The crew was welcomed to Olympia with open arms. The 161st Infantry Band of the Washington National Guard gave concerts on June 23,1933, at Sylvester Park. Officers spoke at local churches on June 25. A baseball team from the USS Constitution played three games against local teams at Stevens Field.

The American Legion hosted a naval ball at their hall for the officers and enlisted men on June 24. The officers and their wives enjoyed a Kiwanis luncheon at the Hotel Olympian on June 26. Lieutenant Commander Henry Hartley spoke about the ship’s history, praising it as a shrine to patriotism.
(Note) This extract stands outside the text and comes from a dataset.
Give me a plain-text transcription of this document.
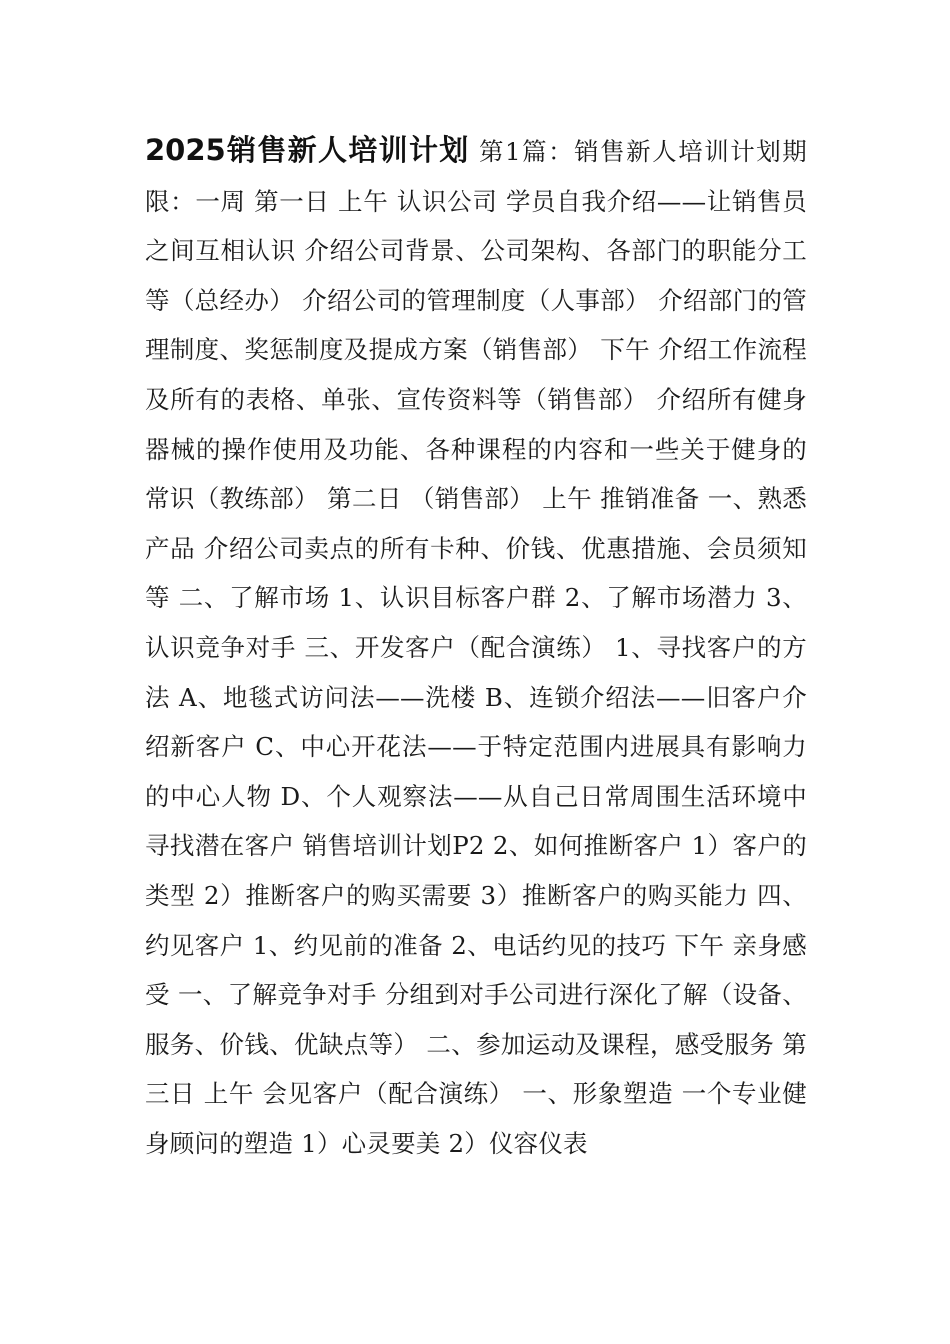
2025销售新人培训计划 第1篇：销售新人培训计划期限：一周 第一日 上午 认识公司 学员自我介绍——让销售员之间互相认识 介绍公司背景、公司架构、各部门的职能分工等（总经办） 介绍公司的管理制度（人事部） 介绍部门的管理制度、奖惩制度及提成方案（销售部） 下午 介绍工作流程及所有的表格、单张、宣传资料等（销售部） 介绍所有健身器械的操作使用及功能、各种课程的内容和一些关于健身的常识（教练部） 第二日 （销售部） 上午 推销准备 一、熟悉产品 介绍公司卖点的所有卡种、价钱、优惠措施、会员须知等 二、了解市场 1、认识目标客户群 2、了解市场潜力 3、认识竞争对手 三、开发客户（配合演练） 1、寻找客户的方法 A、地毯式访问法——洗楼 B、连锁介绍法——旧客户介绍新客户 C、中心开花法——于特定范围内进展具有影响力的中心人物 D、个人观察法——从自己日常周围生活环境中寻找潜在客户 销售培训计划P2 2、如何推断客户 1）客户的类型 2）推断客户的购买需要 3）推断客户的购买能力 四、约见客户 1、约见前的准备 2、电话约见的技巧 下午 亲身感受 一、了解竞争对手 分组到对手公司进行深化了解（设备、服务、价钱、优缺点等） 二、参加运动及课程，感受服务 第三日 上午 会见客户（配合演练） 一、形象塑造 一个专业健身顾问的塑造 1）心灵要美 2）仪容仪表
The Active Club took officers, their wives, and the enlisted men on a sight-seeing tour to Shelton on June 27 where they toured the Rainier Pulp and Paper Mill.

Women’s groups also held events. The Woman’s Club and Daughters of the American Revolution (DAR) held a tea at the clubhouse for officers wives on June 26. The Zonta Club organized a semi-formal dinner at Keating’s Kozey Kottage for officers and their wives on June 28. Special guest concert singer Baroness Zita Senoner performed 20 minutes of Dutch and Spanish songs.

“All I Ask is a Tall Ship and A Star to Steer Her By”

After hosting 39,472 visitors, the USS Constitution left port Saturday morning, July 1, 1933, at 7 a.m. It reached Bremerton later that day. The historic vessel continued its voyage, returning to Boston in May 1934. Today the ship welcomes visitors at the USS Constitution Museum in Boston.